In November 2022, Lowe's agreed to sell its Canadian operations to the private equity firm Sycamore Partners for $400 million. with the Lowe's stores expected to be rebranded under the Rona brand in the future. The sale was completed on February 3, 2023. In July 2023, Rona announced that it would begin to replace Lowe's with the new banner Rona+, beginning with 10 locations in Ontario.

==Australia==

Trading as Masters Home Improvement, the first store opened in Braybrook, Victoria, to tradesmen on August 31, 2011, and later to the general public. Masters was a joint venture between Lowe's and Woolworths to compete against Bunnings, which operates in the large bigbox format similar to Lowe's and Home Depot.

In January 2016, Woolworths announced that it intended to either sell or wind up all its home improvement areas, including the Masters hardware chain. Chairman Gordon Cairns said that it would take years to become profitable and that the ongoing losses could not be sustained. The windup involved Woolworths buying back a 33.3 per cent interest in the venture, held by the Lowe's subsidiary WDR Delaware Corporation. The last stores closed in December 2016.

==Lawsuits==
Lowe's was involved in a small cluster of class action lawsuits that revolved around the employee payment system. The cases focused on a pay practice known as "variable rate overtime". Variable-rate overtime has the effect of paying a decreasing overtime rate the more hours a person works in a week. The suits alleged that salaried managers who worked 40 to 50 hours per week were improperly compensated for that time. The variable rate overtime ended in the first quarter of 2006.

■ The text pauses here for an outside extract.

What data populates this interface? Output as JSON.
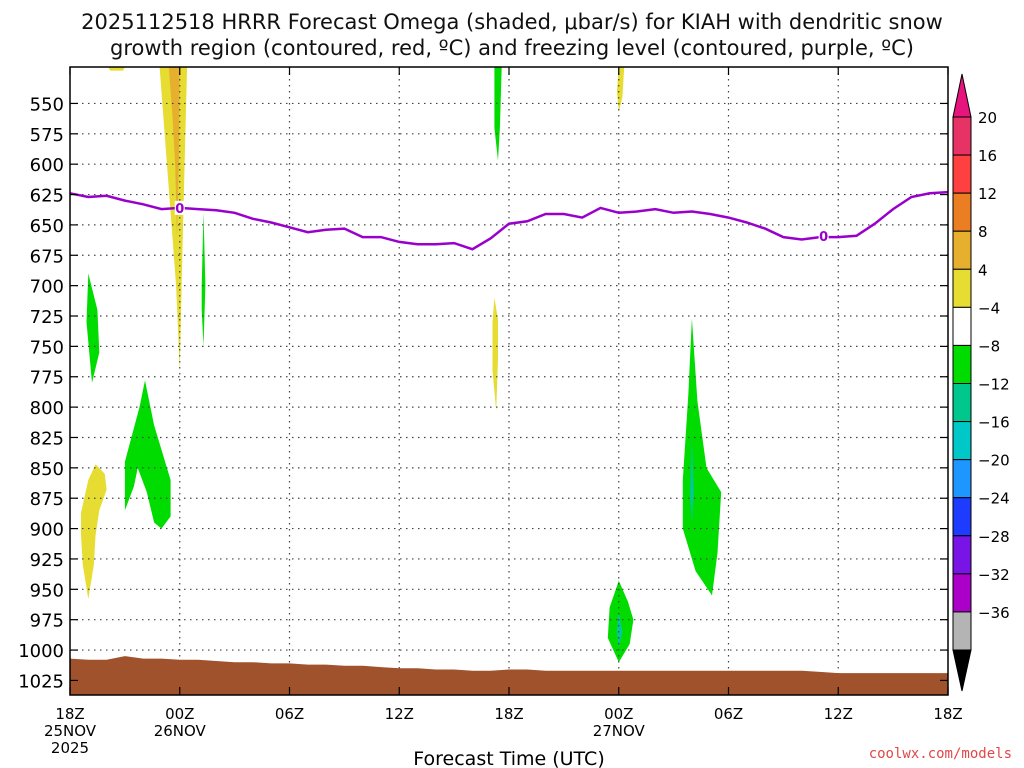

The first case was filed in October 2002 by employees of the Lowe's store in Shawnee, Kansas. In September 2005, the cases were certified as a class action. Four similar briefs were filed in New York, Indiana, Pennsylvania, and Ohio. The lawsuits for New York, Indiana, and Kansas resulted in an out-of-court settlement on September 22, 2006. The lawsuit in Pennsylvania became a class-action lawsuit in June 2004, with 550 employees. The case in Ohio was filed by ten former Lowe's employees in August 2004.

Lowe's faced multiple lawsuits from its Loss Prevention Managers citing that they were classified as exempt employees and therefore denied overtime pay. The managers asserted that they were forced to work a minimum of 48 hours per week which saved Lowe's and its investors millions of dollars every year. Lawsuits have been settled for $2.95 million in California and $6.2 million in Texas.

In 2014, Lowe's faced a class-action lawsuit from former and current Human Resource Managers. Similarly to the lawsuit regarding its Loss Prevention Managers, the lawsuit stated that the HR Managers were improperly, and illegally, classified as exempt employees and were, therefore, denied overtime even though they were required to work 48-hour weeks.